Pool Dayna, Valentine Jane, Blackmore A Marie, Colegate Jennifer, Bear Natasha, Stannage Katherine, Elliott Catherine
Department of Physiotherapy and Paediatric Rehabilitation, Princess Margaret Hospital for Children, Roberts Road, Subiaco, 6008 Perth, Australia.
Department of Paediatric Rehabilitation, Princess Margaret Hospital for Children, Perth, Australia.
Arch Physiother. 2015 Jul 18;5:5. doi: 10.1186/s40945-015-0005-x. eCollection 2015.
The aim of this paper is to determine whether daily functional electrical stimulation (FES) is effective in improving self-perceptions of individually identified mobility performance problems in children with unilateral spastic cerebral palsy (USCP). We hypothesized that children receiving 8 weeks of FES treatment would have higher scores for self-perceived performance and satisfaction on the Canadian Occupational Performance Measure (COPM) for individually identified priorities than children not receiving FES.
Thirty-two children (mean age 10 y 8 mo SD 3y 3mo) with USCP and a Gross Motor Function Classification System I or II were randomly assigned to the FES treatment group (8 weeks of daily FES) and control group (usual treatments). Participants were assessed at baseline (week 0), post treatment (week 8) and 6 weeks follow-up (week 14). The primary outcome measures were self-perceived scores for performance and satisfaction of child- and parent-identified priorities assessed using the COPM post treatment and at follow-up. The secondary outcome measures were the categorization of the performance problems from the COPM and self-report responses according to the International Classification of Functioning Child and Youth version (ICF-CY). This was clinically important because an understanding of mobility performance problems for children with USCP is needed for family-centred service planning.
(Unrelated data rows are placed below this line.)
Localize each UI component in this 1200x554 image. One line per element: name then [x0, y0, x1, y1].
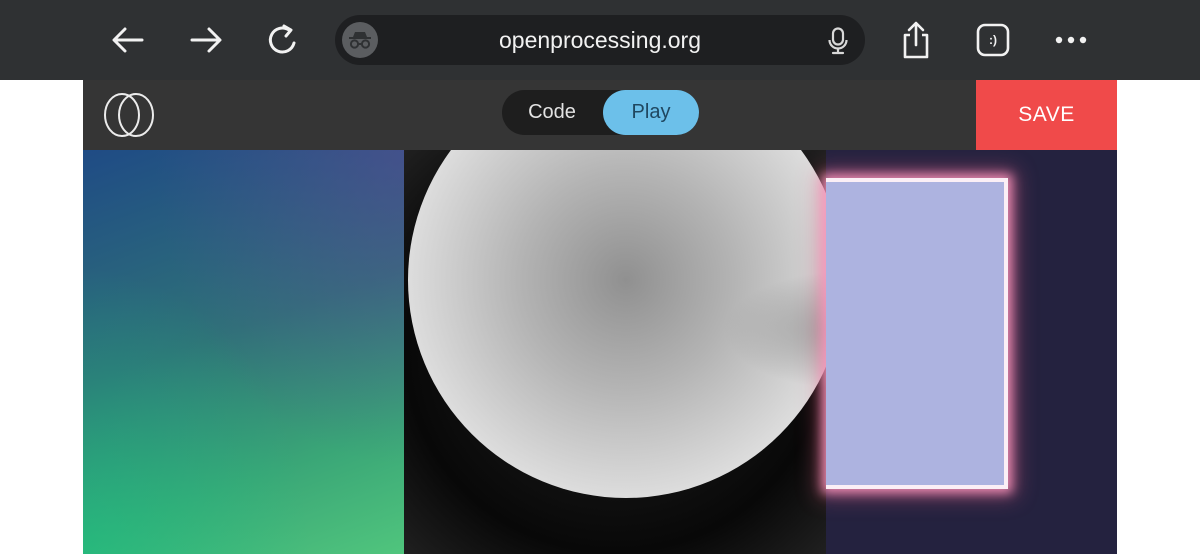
more-button[interactable] — [1049, 18, 1093, 62]
back-button[interactable] — [106, 18, 150, 62]
arrow-right-icon — [190, 27, 222, 53]
reload-button[interactable] — [261, 18, 305, 62]
play-tab[interactable]: Play — [603, 90, 699, 135]
more-icon — [1055, 36, 1087, 44]
sketch-canvas[interactable] — [83, 150, 1117, 554]
sketch-header: Code Play SAVE — [83, 80, 1117, 150]
browser-toolbar: openprocessing.org :) — [0, 0, 1200, 80]
tabs-badge: :) — [989, 33, 997, 47]
arrow-left-icon — [112, 27, 144, 53]
code-tab[interactable]: Code — [502, 90, 602, 135]
forward-button[interactable] — [184, 18, 228, 62]
address-bar[interactable]: openprocessing.org — [335, 15, 865, 65]
save-button[interactable]: SAVE — [976, 80, 1117, 150]
reload-icon — [268, 24, 296, 54]
gradient-panel — [83, 150, 404, 554]
share-button[interactable] — [894, 18, 938, 62]
glowing-rectangle — [826, 178, 1008, 489]
code-play-toggle: Code Play — [502, 90, 699, 135]
microphone-icon[interactable] — [827, 27, 849, 55]
tab-overview-button[interactable]: :) — [971, 18, 1015, 62]
url-text[interactable]: openprocessing.org — [335, 15, 865, 65]
share-icon — [903, 21, 929, 59]
openprocessing-logo[interactable] — [103, 91, 155, 139]
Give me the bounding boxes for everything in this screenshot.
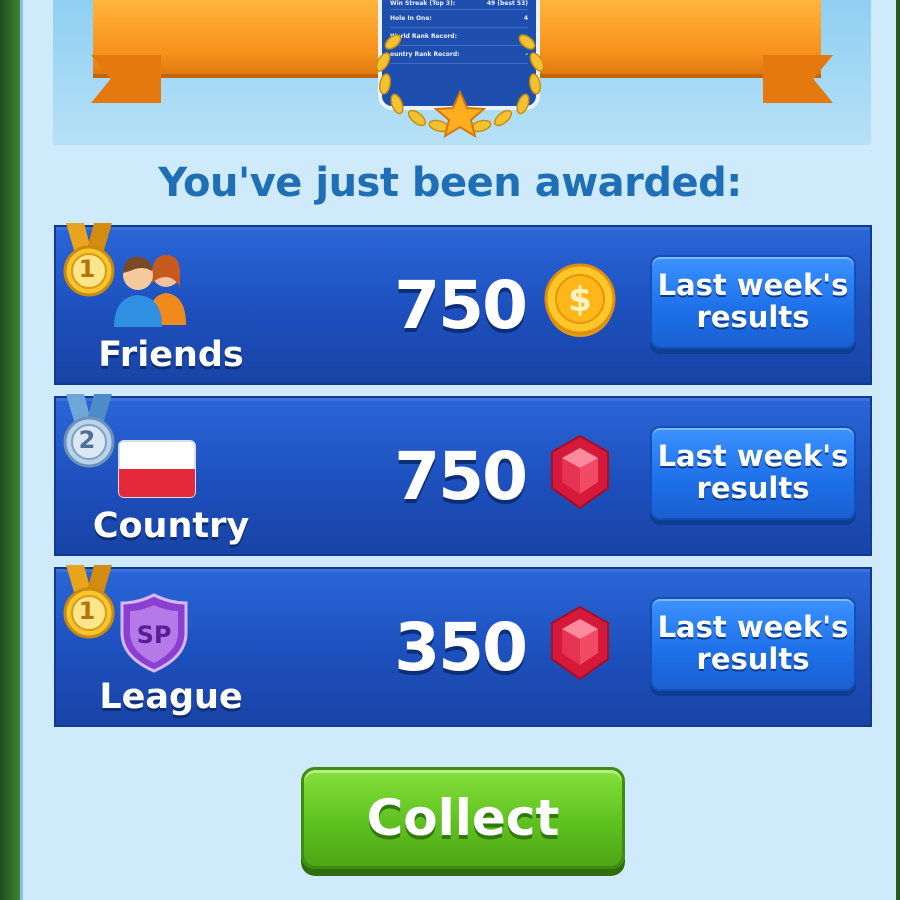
poland-flag-icon <box>118 440 196 498</box>
medal-rank: 1 <box>78 255 96 283</box>
button-label-line: results <box>696 300 810 334</box>
league-shield-icon: SP <box>120 593 188 673</box>
stat-value: 49 (best 53) <box>486 0 528 7</box>
reward-amount: 350 <box>394 609 528 686</box>
category-label: Friends <box>98 335 244 375</box>
category-label: League <box>99 677 243 717</box>
svg-text:$: $ <box>568 280 592 320</box>
collect-button[interactable]: Collect <box>301 767 625 869</box>
banner: Win Streak (Top 3): 49 (best 53) Hole In… <box>53 0 871 145</box>
stat-label: Win Streak (Top 3): <box>390 0 456 7</box>
award-row-country: 2 Country 750 Last week's results <box>54 394 872 556</box>
award-row-league: 1 SP League 350 Last week's results <box>54 565 872 727</box>
coin-icon: $ <box>544 263 616 337</box>
button-label-line: results <box>696 471 810 505</box>
awarded-heading: You've just been awarded: <box>158 160 742 206</box>
button-label-line: results <box>696 642 810 676</box>
league-badge-text: SP <box>137 621 172 649</box>
reward-amount: 750 <box>394 438 528 515</box>
award-row-friends: 1 Friends 750 $ Last week's results <box>54 223 872 385</box>
stat-row: Win Streak (Top 3): 49 (best 53) <box>390 0 528 10</box>
friends-icon <box>114 255 186 327</box>
gem-icon <box>551 605 609 681</box>
button-label-line: Last week's <box>657 268 849 302</box>
gem-icon <box>551 434 609 510</box>
ribbon-tail-right <box>763 55 833 103</box>
ribbon-tail-left <box>91 55 161 103</box>
category-label: Country <box>92 506 250 546</box>
last-week-results-button[interactable]: Last week's results <box>650 426 856 520</box>
last-week-results-button[interactable]: Last week's results <box>650 255 856 349</box>
button-label-line: Last week's <box>657 439 849 473</box>
medal-rank: 2 <box>78 426 96 454</box>
medal-rank: 1 <box>78 597 96 625</box>
laurel-star-icon <box>375 34 545 139</box>
reward-amount: 750 <box>394 267 528 344</box>
button-label-line: Last week's <box>657 610 849 644</box>
last-week-results-button[interactable]: Last week's results <box>650 597 856 691</box>
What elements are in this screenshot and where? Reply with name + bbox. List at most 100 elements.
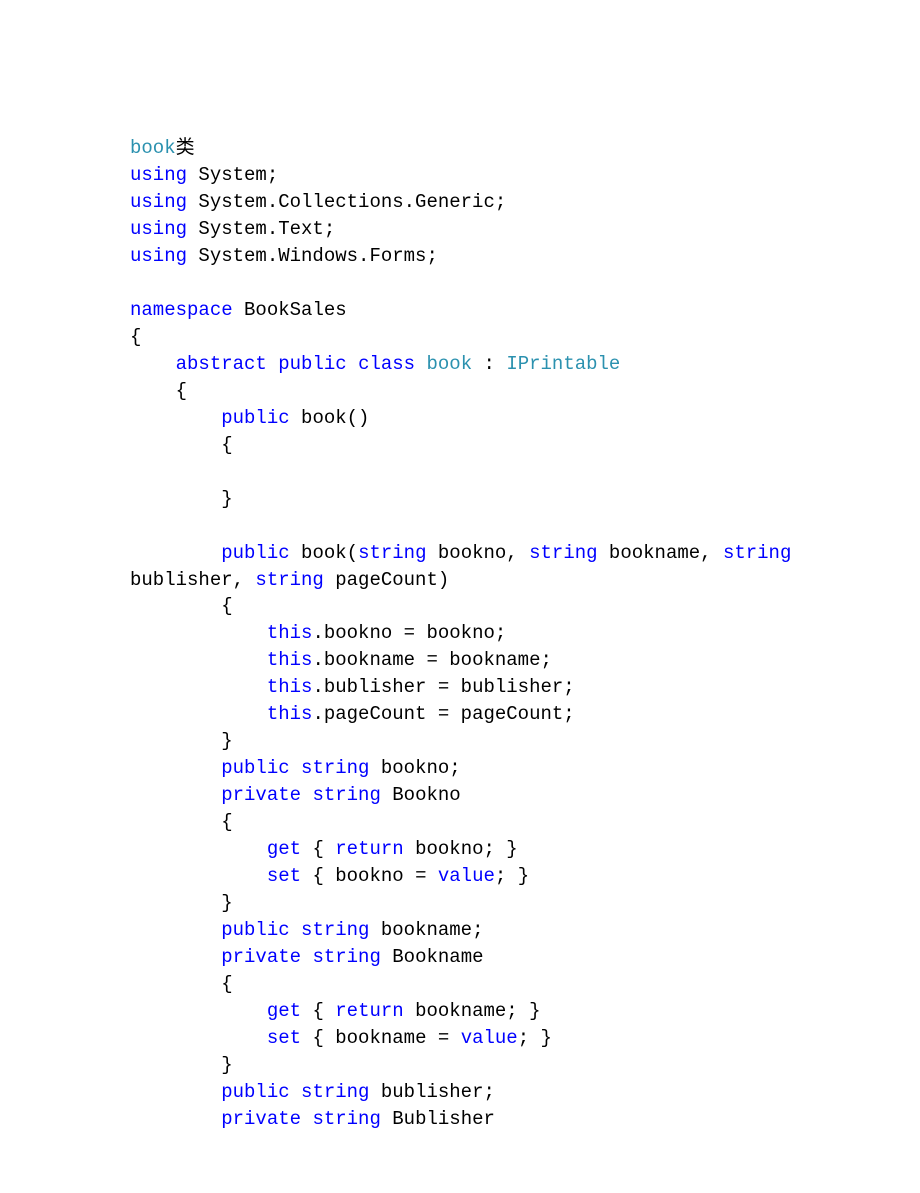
code-token: { [301,838,335,860]
code-token [130,784,221,806]
code-token: IPrintable [506,353,620,375]
code-token: string [723,542,791,564]
code-token: bublisher, [130,569,255,591]
code-token: bookname; [369,919,483,941]
code-token: System; [187,164,278,186]
code-token: using [130,245,187,267]
code-token: System.Collections.Generic; [187,191,506,213]
code-line: using System.Text; [130,216,790,243]
code-token: abstract [176,353,267,375]
code-token: this [267,703,313,725]
code-token [267,353,278,375]
code-line: this.pageCount = pageCount; [130,701,790,728]
code-token [130,353,176,375]
code-line: } [130,1052,790,1079]
code-token: public [221,919,289,941]
code-token [130,622,267,644]
code-line: public string bookno; [130,755,790,782]
code-token: set [267,865,301,887]
code-line: this.bublisher = bublisher; [130,674,790,701]
code-line: set { bookname = value; } [130,1025,790,1052]
code-token: string [358,542,426,564]
code-line: { [130,971,790,998]
code-token: string [301,1081,369,1103]
code-line: private string Bublisher [130,1106,790,1133]
code-line: { [130,432,790,459]
code-line: { [130,378,790,405]
code-token: book [130,137,176,159]
code-line: private string Bookno [130,782,790,809]
code-token: public [221,757,289,779]
code-token: System.Text; [187,218,335,240]
code-token: value [461,1027,518,1049]
code-token [301,946,312,968]
code-token [130,1108,221,1130]
code-line: using System.Windows.Forms; [130,243,790,270]
code-token [130,865,267,887]
code-token: bublisher; [369,1081,494,1103]
code-token: { [301,1000,335,1022]
code-token: return [335,1000,403,1022]
code-line: } [130,486,790,513]
code-token: } [130,730,233,752]
code-token [130,649,267,671]
code-token: bookname; } [404,1000,541,1022]
code-token: { bookno = [301,865,438,887]
code-token: string [312,1108,380,1130]
code-token [130,1081,221,1103]
code-token: this [267,676,313,698]
code-line: abstract public class book : IPrintable [130,351,790,378]
code-line: } [130,728,790,755]
code-block: book类using System;using System.Collectio… [130,135,790,1133]
code-token: string [312,946,380,968]
code-page: book类using System;using System.Collectio… [0,0,920,1193]
code-line: this.bookname = bookname; [130,647,790,674]
code-token: using [130,164,187,186]
code-line: public string bookname; [130,917,790,944]
code-line: this.bookno = bookno; [130,620,790,647]
code-token: public [221,1081,289,1103]
code-line: { [130,324,790,351]
code-token: Bookno [381,784,461,806]
code-token: } [130,488,233,510]
code-token [130,1000,267,1022]
code-token: this [267,622,313,644]
code-token [301,1108,312,1130]
code-token [130,946,221,968]
code-token: } [130,892,233,914]
code-line: { [130,593,790,620]
code-token: 类 [176,137,195,159]
code-token: string [312,784,380,806]
code-line: get { return bookno; } [130,836,790,863]
code-token: class [358,353,415,375]
code-token [130,542,221,564]
code-token: { [130,380,187,402]
code-line: { [130,809,790,836]
code-token: { [130,973,233,995]
code-token: string [255,569,323,591]
code-line: bublisher, string pageCount) [130,567,790,594]
code-token: .pageCount = pageCount; [312,703,574,725]
code-token: .bookname = bookname; [312,649,551,671]
code-token: pageCount) [324,569,449,591]
code-line [130,459,790,486]
code-line [130,270,790,297]
code-token: .bookno = bookno; [312,622,506,644]
code-token: string [301,757,369,779]
code-token: { bookname = [301,1027,461,1049]
code-token: } [130,1054,233,1076]
code-line: namespace BookSales [130,297,790,324]
code-token: : [472,353,506,375]
code-token: using [130,218,187,240]
code-line: public book(string bookno, string bookna… [130,540,790,567]
code-token [290,1081,301,1103]
code-token: BookSales [233,299,347,321]
code-token: string [529,542,597,564]
code-token [130,919,221,941]
code-token: return [335,838,403,860]
code-token: Bookname [381,946,484,968]
code-token: { [130,811,233,833]
code-token [130,838,267,860]
code-token: string [301,919,369,941]
code-token: get [267,1000,301,1022]
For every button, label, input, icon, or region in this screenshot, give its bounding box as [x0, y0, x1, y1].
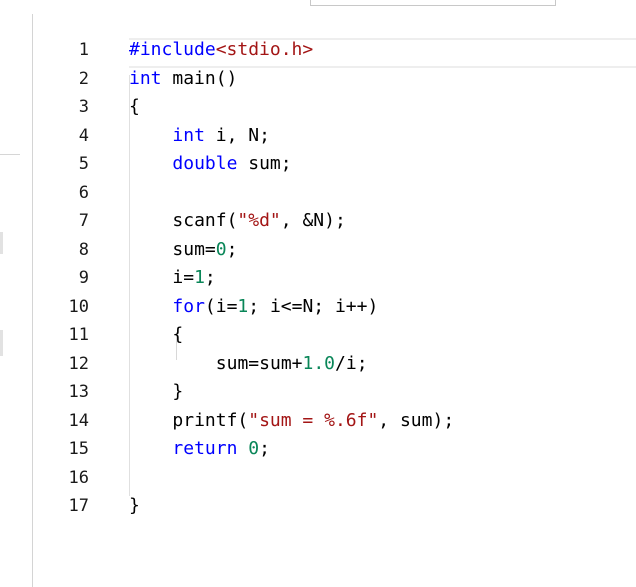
- code-line[interactable]: 2 int main(): [33, 65, 636, 94]
- left-marker: [0, 330, 3, 356]
- code-token: ;: [204, 267, 216, 288]
- code-text[interactable]: }: [172, 378, 183, 407]
- code-token: ;: [226, 238, 238, 260]
- line-number: 16: [68, 467, 89, 488]
- code-token: printf(: [172, 409, 249, 431]
- line-number: 9: [78, 268, 89, 288]
- line-number: 15: [68, 439, 89, 459]
- line-number: 14: [68, 410, 89, 431]
- code-token: double: [172, 153, 238, 174]
- code-token: "%d": [237, 210, 281, 231]
- code-line[interactable]: 13}: [33, 378, 636, 407]
- code-text[interactable]: }: [129, 492, 140, 521]
- code-token: i, N;: [204, 124, 270, 146]
- code-token: }: [129, 495, 140, 516]
- code-line[interactable]: 12 sum=sum+1.0/i;: [33, 350, 636, 379]
- code-token: scanf(: [172, 210, 238, 231]
- code-line[interactable]: 10 for(i=1; i<=N; i++): [33, 293, 636, 322]
- line-number: 4: [78, 125, 89, 146]
- code-token: #include: [129, 39, 216, 60]
- line-number: 12: [68, 353, 89, 374]
- code-token: sum=sum+: [215, 352, 303, 374]
- code-line[interactable]: 8 sum=0;: [33, 236, 636, 265]
- code-token: "sum = %.6f": [248, 409, 379, 431]
- code-line[interactable]: 16: [33, 464, 636, 493]
- code-token: 0: [248, 438, 260, 459]
- code-editor[interactable]: 1 #include<stdio.h> 2 int main() 3{4 int i, N…: [32, 14, 636, 587]
- code-token: i=: [172, 267, 195, 288]
- code-token: sum=: [172, 238, 216, 260]
- code-line[interactable]: 7 scanf("%d", &N);: [33, 207, 636, 236]
- code-token: 1.0: [302, 352, 336, 374]
- code-token: /i;: [335, 352, 368, 374]
- code-token: ; i<=N; i++): [248, 295, 379, 317]
- line-number: 6: [78, 182, 89, 203]
- code-text[interactable]: i=1;: [172, 264, 215, 293]
- top-input-box[interactable]: [310, 0, 556, 6]
- code-text[interactable]: sum=0;: [172, 236, 237, 265]
- code-text[interactable]: {: [172, 321, 183, 350]
- code-line[interactable]: 11 {: [33, 321, 636, 350]
- line-number: 7: [78, 211, 89, 231]
- code-token: {: [129, 96, 140, 117]
- code-line[interactable]: 14 printf("sum = %.6f", sum);: [33, 407, 636, 436]
- line-number: 8: [78, 239, 89, 260]
- line-number: 3: [78, 97, 89, 117]
- code-token: return: [172, 438, 238, 459]
- line-number: 5: [78, 154, 89, 174]
- code-text[interactable]: sum=sum+1.0/i;: [216, 350, 368, 379]
- code-text[interactable]: int main(): [129, 65, 237, 94]
- line-number: 10: [68, 296, 89, 317]
- code-text[interactable]: for(i=1; i<=N; i++): [172, 293, 378, 322]
- left-divider: [0, 154, 20, 155]
- code-text[interactable]: double sum;: [172, 150, 291, 179]
- code-text[interactable]: scanf("%d", &N);: [172, 207, 345, 236]
- code-token: main(): [161, 67, 238, 89]
- code-token: sum;: [237, 153, 292, 174]
- code-token: int: [172, 124, 205, 146]
- line-number: 17: [68, 496, 89, 516]
- code-line[interactable]: 1 #include<stdio.h>: [33, 36, 636, 65]
- code-token: , sum);: [378, 409, 455, 431]
- code-line[interactable]: 9 i=1;: [33, 264, 636, 293]
- code-token: (i=: [204, 295, 238, 317]
- left-marker: [0, 232, 3, 254]
- code-line[interactable]: 5 double sum;: [33, 150, 636, 179]
- code-text[interactable]: int i, N;: [172, 122, 270, 151]
- code-line[interactable]: 6: [33, 179, 636, 208]
- code-text[interactable]: return 0;: [172, 435, 270, 464]
- code-token: for: [172, 295, 205, 317]
- code-line[interactable]: 15 return 0;: [33, 435, 636, 464]
- code-text[interactable]: {: [129, 93, 140, 122]
- code-token: , &N);: [280, 210, 346, 231]
- code-token: 0: [215, 238, 227, 260]
- code-text[interactable]: #include<stdio.h>: [129, 36, 313, 65]
- code-token: ;: [259, 438, 270, 459]
- line-number: 2: [78, 68, 89, 89]
- code-token: 1: [237, 295, 249, 317]
- page: 1 #include<stdio.h> 2 int main() 3{4 int i, N…: [0, 0, 636, 587]
- code-line[interactable]: 17}: [33, 492, 636, 521]
- line-number: 11: [68, 325, 89, 345]
- line-number: 1: [78, 40, 89, 60]
- code-line[interactable]: 3{: [33, 93, 636, 122]
- code-token: <stdio.h>: [215, 39, 314, 60]
- code-token: 1: [194, 267, 205, 288]
- code-token: int: [129, 67, 162, 89]
- code-text[interactable]: printf("sum = %.6f", sum);: [172, 407, 454, 436]
- code-token: {: [172, 324, 184, 345]
- line-number: 13: [68, 382, 89, 402]
- code-lines[interactable]: 1 #include<stdio.h> 2 int main() 3{4 int i, N…: [33, 36, 636, 521]
- code-line[interactable]: 4 int i, N;: [33, 122, 636, 151]
- code-token: }: [172, 381, 184, 402]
Performance scores (mean difference 1.6, 95 % CI 0.1 to 3.2, = 0.034) and satisfaction scores post treatment (mean difference 2.4, 95 % CI 0.5 to 4.2, = 0.004) were significantly higher in the treatment group than in the control group. There were no significant differences between the groups for performance scores at follow up, however there was a significant difference between the groups for satisfaction (mean difference 1.9, 95 % CI 0.1 to 3.8, = 0.03) in favour of the treatment group. Priorities were identified across all levels of the ICF-CY but were most commonly identified in the activity and participation domains of the ICF-CY (79.5 %).
Daily FES applied during everyday walking is effective in addressing self-perceptions of individually identified priorities by improving the performance and satisfaction of functional skills after treatment.
Australian New Zealand Clinical Trials Register ACTRN12614000949684. Registered 4 September 2014.
本文旨在确定每日功能性电刺激(FES)是否能有效改善单侧痉挛性脑瘫(USCP)患儿个体所确认的运动功能问题的自我认知。我们假设,接受8周FES治疗的患儿在加拿大职业性能测量量表(COPM)上,针对个体所确认的优先事项,其自我感知的表现和满意度得分会高于未接受FES治疗的患儿。
32名年龄在10岁8个月(标准差3岁3个月)、GMFCS分级为I级或II级的USCP患儿被随机分为FES治疗组(每日FES治疗8周)和对照组(常规治疗)。在基线期(第0周)、治疗后(第8周)和6周随访期(第14周)对参与者进行评估。主要结局指标是治疗后及随访时使用COPM评估的患儿和家长所确认优先事项的自我感知表现和满意度得分。次要结局指标是根据《国际功能、残疾和健康儿童与青少年版》(ICF-CY)对COPM中的表现问题进行分类以及自我报告的反应结果。这在临床上很重要,因为以家庭为中心的服务规划需要了解USCP患儿的运动功能问题。
治疗组治疗后的表现得分(平均差值1.6,95%置信区间0.1至3.2,P = 0 . 034)和满意度得分(平均差值2.4,95%置信区间0.5至4.2,P = 0 . 004)显著高于对照组。随访时两组的表现得分无显著差异,但在满意度方面两组存在显著差异(平均差值1.9,95%置信区间0.1至3.8,P = 0 . 03),治疗组更优。在ICF-CY的各个层面都确定了优先事项,但最常见于ICF-CY的活动和参与领域(79.5%)。
日常行走过程中应用每日FES,通过改善治疗后功能技能的表现和满意度,能有效解决个体所确认优先事项的自我认知问题。
澳大利亚新西兰临床试验注册中心ACTRN12614000949684。于2014年9月4日注册。